Die ersten Siedlungen im Gebiet von Würzburg reichen bis in die Zeit vor der Römerherrschaft zurück. Die Stadt wurde erstmals im Jahr 704 urkundlich erwähnt und entwickelte sich im frühen Mittelalter zu einem wichtigen religiösen Zentrum, als im 8. Jahrhundert ein Bistum gegründet wurde. Im Mittelalter wuchs Würzburg unter der Herrschaft der Fürstbischöfe zu einem politischen und wirtschaftlichen Mittelpunkt Frankens. Es wurden Kirchen, Klöster und Handelswege errichtet, und die Stadt gewann an Bedeutung als Bildungs‑ und Kulturstandort.
Auch schwere Zeiten prägten Würzburg. Im Dreißigjährigen Krieg wurde die Stadt stark beschädigt und im 20. Jahrhundert erlebte sie am Ende des Zweiten Weltkriegs eine verheerende Zerstörung: Rund 90 % der Innenstadt wurden im März 1945 durch Bombenangriffe zerstört. Nach dem Krieg begannen die Einwohnerinnen und Einwohner mit dem Wiederaufbau, der bis heute das Stadtbild prägt.

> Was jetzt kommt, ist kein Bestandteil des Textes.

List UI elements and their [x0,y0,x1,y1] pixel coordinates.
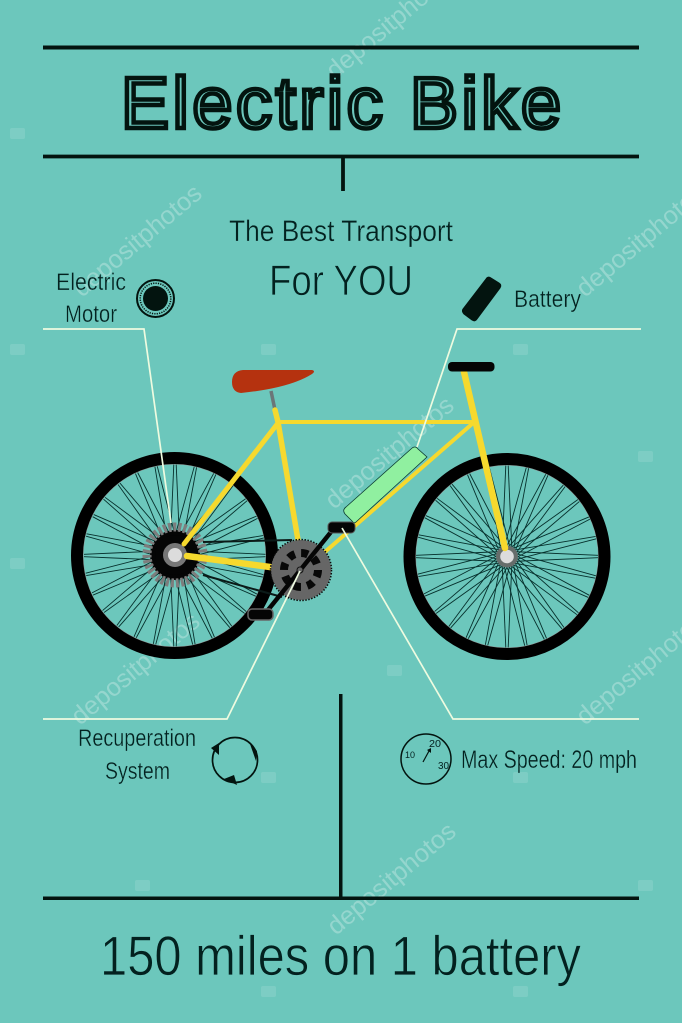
label: battery: Battery [514,286,581,313]
crank and pedals [248,522,355,620]
vertical divider [339,694,342,898]
subtitle: The Best Transport [229,215,454,248]
label: recuperation system [78,725,196,785]
front wheel [410,459,604,654]
handlebar [448,362,494,372]
title: Electric Bike [121,64,561,144]
label: recuperation system: Recuperation [78,725,196,752]
callout lines [43,329,641,719]
icon: speedometer: 20 [429,739,441,750]
subtitle [229,215,454,305]
icon: battery [462,277,501,321]
frame [184,372,505,567]
title rule and stem [43,156,639,191]
seat post [271,391,275,410]
subtitle: For YOU [269,257,413,305]
chainring [270,540,332,600]
watermark: depositphotos [322,817,462,941]
bottom rule [43,896,639,900]
watermark: depositphotos [320,391,460,515]
icon: speedometer: 30 [438,761,449,772]
icon: electric motor [137,280,174,317]
icon: speedometer: 10 [405,750,415,760]
label: electric motor [56,269,126,328]
icon: speedometer [401,734,451,784]
rear wheel [77,458,272,653]
chain [203,540,292,597]
label: electric motor: Motor [65,301,117,328]
label: recuperation system: System [105,758,170,785]
bicycle [77,362,604,654]
range statement: 150 miles on 1 battery [100,924,581,987]
battery pack [344,447,427,523]
icon: recuperation arrows [211,738,258,785]
label: electric motor: Electric [56,269,126,296]
watermark: depositphotos [68,179,208,303]
saddle [232,370,314,393]
label: max speed: Max Speed: 20 mph [461,746,637,774]
top rule [43,46,639,50]
watermark: depositphotos [66,607,206,731]
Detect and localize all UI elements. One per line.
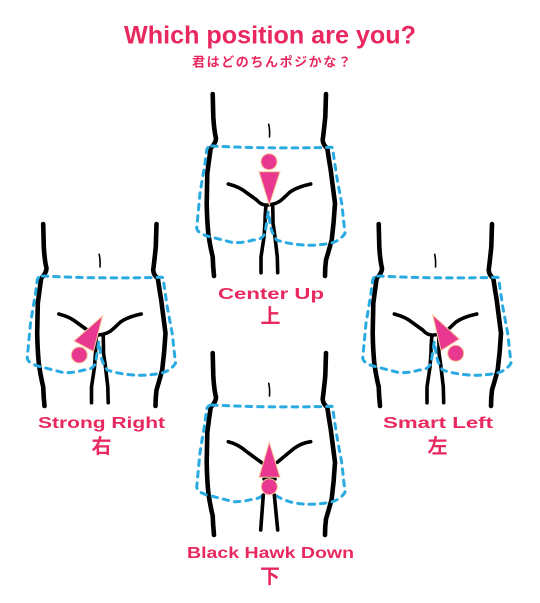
label: kanji left: 左 [428,435,448,458]
figure: center up [197,94,345,276]
icon: triangle and circle pointing to lower left [71,316,102,363]
icon: triangle and circle pointing down [259,154,280,205]
icon: triangle pointing up with circle below [259,442,280,495]
title: Which position are you? [124,22,416,50]
label: center up: Center Up [218,286,324,303]
figure: strong right [27,224,176,406]
label: smart left: Smart Left [383,415,494,432]
subtitle: 君はどのちんポジかな？ [192,54,351,70]
figure: smart left [363,224,511,406]
arms and legs of lower figure [228,442,311,530]
label: strong right: Strong Right [38,415,166,432]
label: kanji up: 上 [260,305,280,328]
label: kanji down: 下 [260,566,280,588]
label: black hawk down: Black Hawk Down [187,545,354,562]
label: kanji right: 右 [92,435,112,458]
figure: black hawk down [197,353,345,535]
icon: triangle and circle pointing to lower right [433,315,464,361]
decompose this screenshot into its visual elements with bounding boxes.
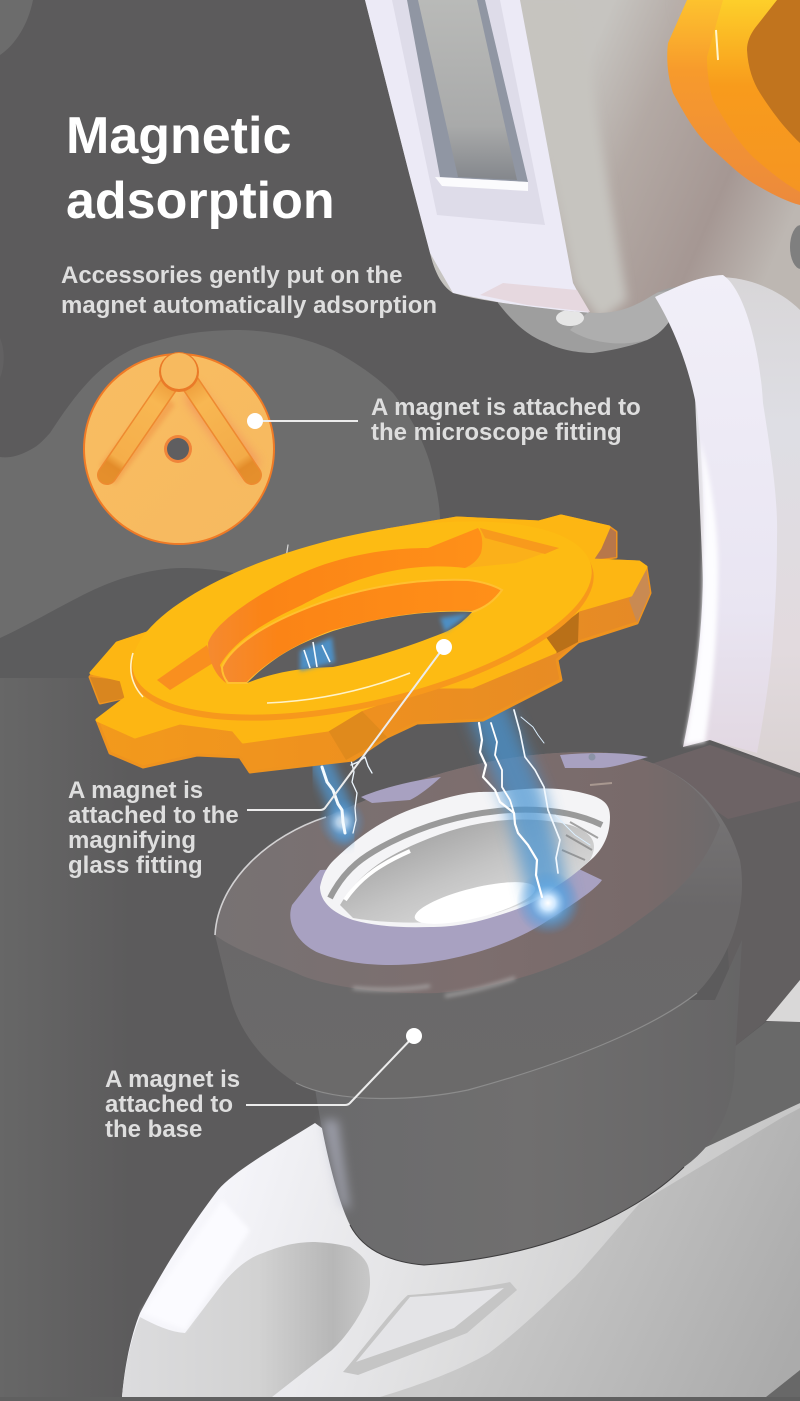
disc left arm xyxy=(107,383,170,475)
gear centre opening xyxy=(247,612,472,683)
leader line: base callout xyxy=(246,1028,422,1105)
upper inner wall xyxy=(208,528,482,683)
head window glass xyxy=(407,0,528,191)
callout: microscope fitting: the microscope fitting xyxy=(371,419,622,446)
callout: base: A magnet is xyxy=(105,1066,240,1093)
orange eyepiece ring xyxy=(667,0,800,205)
callout: magnifying glass fitting: glass fitting xyxy=(68,852,203,879)
gear side wall xyxy=(90,516,650,772)
microscope head xyxy=(360,0,800,340)
base cylinder xyxy=(311,940,742,1265)
callout: microscope fitting: A magnet is attached to xyxy=(371,394,641,421)
callout: base: the base xyxy=(105,1116,202,1143)
foot diamond button xyxy=(343,1282,517,1375)
title: Magnetic xyxy=(66,107,291,165)
subtitle: Accessories gently put on the xyxy=(61,262,402,289)
head window frame xyxy=(392,0,545,225)
microscope arm xyxy=(655,275,800,773)
subtitle: magnet automatically adsorption xyxy=(61,292,437,319)
collar highlight xyxy=(215,817,326,935)
leader line: disc callout xyxy=(247,413,358,429)
lavender surface patches xyxy=(290,753,648,965)
base foot xyxy=(122,1103,800,1397)
title: adsorption xyxy=(66,172,335,230)
callout: magnifying glass fitting: attached to the xyxy=(68,802,239,829)
lightning: right bolts xyxy=(479,710,590,935)
disc knob xyxy=(159,352,199,392)
bolts seen through opening xyxy=(300,613,470,671)
dark block behind the base xyxy=(648,745,800,1150)
callout: magnifying glass fitting: A magnet is xyxy=(68,777,203,804)
gear top face xyxy=(91,516,646,742)
orange gear ring xyxy=(90,484,650,772)
disc centre hole xyxy=(164,435,192,463)
lightning: left bolts xyxy=(286,545,372,846)
leader line: gear callout xyxy=(247,639,452,810)
callout: base: attached to xyxy=(105,1091,233,1118)
microscope underside lens mount xyxy=(498,280,680,353)
ring left cut xyxy=(157,645,213,690)
base collar xyxy=(215,752,742,1099)
lower inner wall xyxy=(222,580,502,683)
callout: magnifying glass fitting: magnifying xyxy=(68,827,196,854)
disc right arm xyxy=(190,383,252,475)
ring top notch xyxy=(465,528,559,568)
raised ring xyxy=(112,488,612,758)
collar opening xyxy=(320,783,612,933)
magnet disc xyxy=(83,352,275,545)
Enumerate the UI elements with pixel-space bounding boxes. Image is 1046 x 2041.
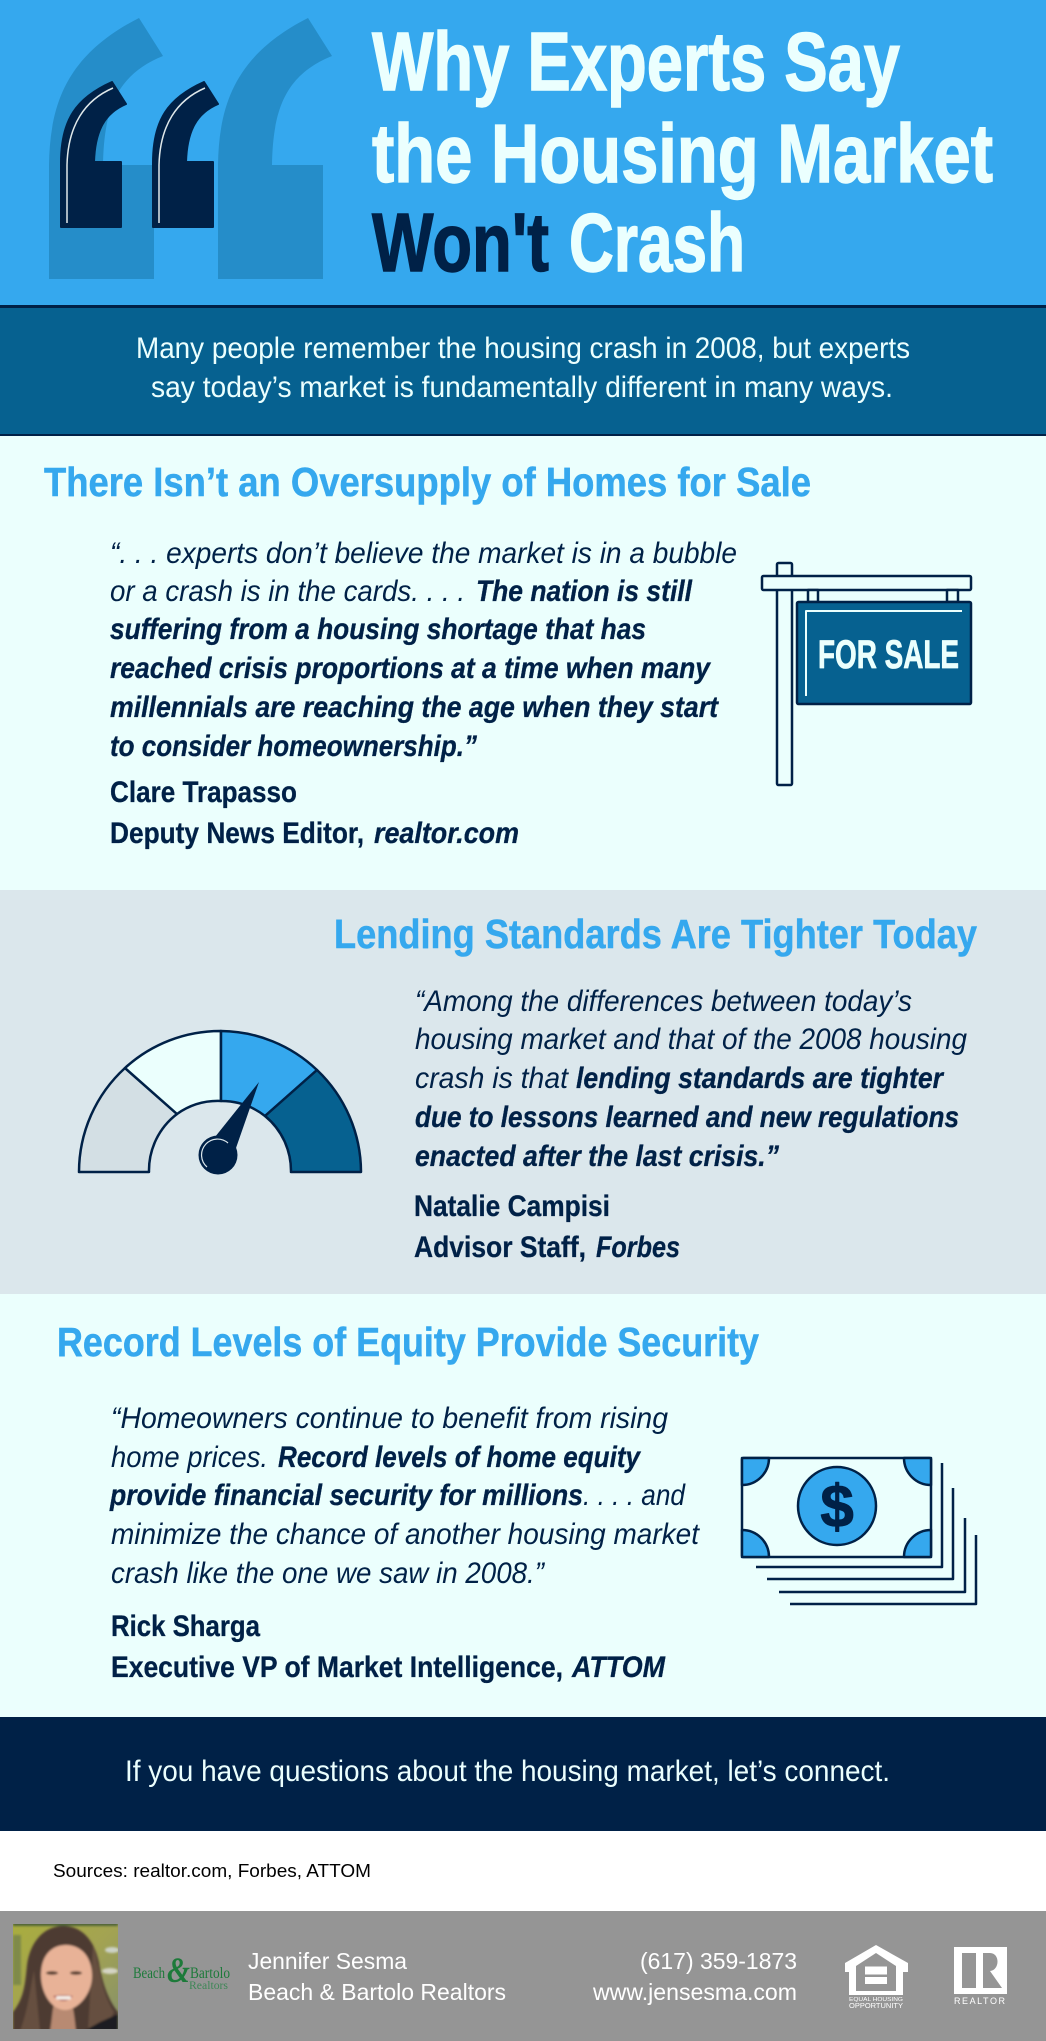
panel: call to action <box>0 1717 1046 1831</box>
panel: agent footer <box>0 1911 1046 2041</box>
quote: Natalie Campisi: crash is that <box>415 1062 570 1095</box>
attribution: Rick Sharga <box>111 1610 666 1684</box>
intro text: Many people remember the housing crash in 2008, but experts <box>136 332 910 365</box>
quote: Natalie Campisi: lending standards are tighter <box>576 1062 945 1095</box>
attribution: Clare Trapasso: realtor.com <box>374 817 519 850</box>
icon: stack of money: $ <box>820 1473 854 1540</box>
quote: Clare Trapasso: millennials are reaching the age when they start <box>110 691 720 724</box>
logo: Beach & Bartolo Realtors <box>133 1950 230 1992</box>
quote: Natalie Campisi: “Among the differences between today’s <box>415 985 912 1018</box>
agent contact details: www.jensesma.com <box>592 1979 797 2005</box>
logo: Beach & Bartolo Realtors: Realtors <box>189 1978 228 1992</box>
panel: oversupply section <box>0 436 1046 890</box>
attribution: Rick Sharga: ATTOM <box>571 1651 666 1684</box>
panel: lending standards section <box>0 890 1046 1294</box>
icon: large background quotation marks <box>49 18 332 279</box>
attribution: Clare Trapasso: Clare Trapasso <box>110 776 297 809</box>
icon: equal housing opportunity <box>845 1945 908 2010</box>
attribution: Clare Trapasso: Deputy News Editor, <box>110 817 364 850</box>
quote: Rick Sharga: Record levels of home equity <box>278 1441 641 1474</box>
attribution: Natalie Campisi: Natalie Campisi <box>414 1190 610 1223</box>
icon: gauge <box>79 1031 361 1174</box>
intro text <box>136 332 910 404</box>
heading: equity: Record Levels of Equity Provide Security <box>57 1319 759 1365</box>
quote: Clare Trapasso: reached crisis proportions at a time when many <box>110 652 711 685</box>
call to action text: If you have questions about the housing market, let’s connect. <box>125 1755 890 1788</box>
icon: for sale sign: FOR SALE <box>818 633 959 677</box>
quote: Clare Trapasso: The nation is still <box>476 575 693 608</box>
heading: oversupply: There Isn’t an Oversupply of Homes for Sale <box>44 459 811 505</box>
icon: navy quotation marks <box>61 82 218 227</box>
panel: equity section <box>0 1294 1046 1717</box>
quote: Rick Sharga: crash like the one we saw in 2008.” <box>111 1557 546 1590</box>
attribution: Rick Sharga: Executive VP of Market Intelligence, <box>111 1651 563 1684</box>
quote: Clare Trapasso <box>110 537 737 763</box>
icon: realtor logo: REALTOR <box>954 1996 1006 2006</box>
quote: Clare Trapasso: suffering from a housing shortage that has <box>110 613 646 646</box>
icon: equal housing opportunity: OPPORTUNITY <box>849 2003 903 2010</box>
quote: Clare Trapasso: or a crash is in the cards. . . . <box>110 575 465 608</box>
quote: Natalie Campisi <box>415 985 967 1173</box>
attribution: Natalie Campisi: Advisor Staff, <box>414 1231 586 1264</box>
quote: Natalie Campisi: enacted after the last crisis.” <box>415 1140 779 1173</box>
logo: Beach & Bartolo Realtors: Bartolo <box>190 1965 230 1982</box>
quote: Rick Sharga: . . . . and <box>583 1479 686 1512</box>
icon: for sale sign <box>762 563 971 785</box>
attribution: Natalie Campisi: Forbes <box>596 1231 680 1264</box>
attribution: Clare Trapasso <box>110 776 519 850</box>
logo: Beach & Bartolo Realtors: Beach <box>133 1965 165 1982</box>
agent name and company <box>248 1948 506 2005</box>
agent name and company: Beach & Bartolo Realtors <box>248 1979 506 2005</box>
attribution: Natalie Campisi <box>414 1190 680 1264</box>
title: Why Experts Say <box>372 15 900 108</box>
panel: intro band <box>0 305 1046 436</box>
agent contact details: (617) 359-1873 <box>640 1948 797 1974</box>
agent name and company: Jennifer Sesma <box>248 1948 408 1974</box>
intro text: say today’s market is fundamentally different in many ways. <box>151 371 893 404</box>
agent contact details <box>592 1948 797 2005</box>
quote: Rick Sharga: minimize the chance of another housing market <box>111 1518 701 1551</box>
icon: realtor logo <box>954 1947 1007 2006</box>
title: Crash <box>569 196 745 289</box>
quote: Rick Sharga <box>109 1402 701 1590</box>
quote: Natalie Campisi: due to lessons learned and new regulations <box>415 1101 959 1134</box>
quote: Clare Trapasso: “. . . experts don’t believe the market is in a bubble <box>110 537 737 570</box>
heading: lending standards: Lending Standards Are Tighter Today <box>334 911 977 957</box>
quote: Rick Sharga: “Homeowners continue to benefit from rising <box>111 1402 668 1435</box>
quote: Rick Sharga: provide financial security for millions <box>109 1479 583 1512</box>
icon: equal housing opportunity: EQUAL HOUSING <box>849 1997 903 2003</box>
photo: agent portrait <box>13 1922 119 2031</box>
sources: Sources: realtor.com, Forbes, ATTOM <box>53 1860 371 1881</box>
logo: Beach & Bartolo Realtors: & <box>167 1950 190 1990</box>
quote: Natalie Campisi: housing market and that of the 2008 housing <box>415 1023 967 1056</box>
icon: stack of money <box>742 1458 976 1604</box>
title: Won't <box>372 196 549 289</box>
quote: Clare Trapasso: to consider homeownership.” <box>110 730 477 763</box>
panel: header <box>0 0 1046 306</box>
quote: Rick Sharga: home prices. <box>111 1441 268 1474</box>
attribution: Rick Sharga: Rick Sharga <box>111 1610 260 1643</box>
title <box>372 15 993 289</box>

Ein berühmtes Wahrzeichen der Stadt ist die Würzburger Residenz, ein prächtiges Barockschloss, das als eines der bedeutendsten Beispiele europäischer Architektur gilt. Dieses UNESCO‑Welterbe beeindruckt mit kunstvoll gestalteten Räumen, Fresken und Gärten und zeigt, wie Kunst und Architektur im Barock miteinander verschmolzen. Ein weiteres historisches Highlight ist die Festung Marienberg, die hoch über dem Main thront und über Jahrhunderte die Macht der Fürstbischöfe symbolisiert. Die Anlage zeigt, wie sich Baukunst im Lauf der Zeit entwickelte – vom frühen Mittelalter bis zur Barockzeit. Die Alte Mainbrücke, ein weiteres bekanntes Bauwerk aus dem 15. Jahrhundert, verbindet die Altstadt mit dem linken Mainufer und ist ein beliebter Treffpunkt, um die Aussicht über Fluss und Stadt zu genießen. Die Würzburger Domkirche, gewidmet dem Heiligen Kilian, zählt zu den bedeutendsten romanischen Kirchen Deutschlands und zeigt, wie Architektur zur spirituellen Identität der Stadt beitrug. Bildung und Wissenschaft Würzburg ist auch eine Universitätsstadt: Die Julius‑Maximilians‑Universität wurde bereits im Jahr 1402 gegründet und zählt zu den ältesten Hochschulen Deutschlands. Sie ist ein wichtiges Zentrum für Forschung, Lehre und internationalen Austausch und prägt das städtische Leben bis heute.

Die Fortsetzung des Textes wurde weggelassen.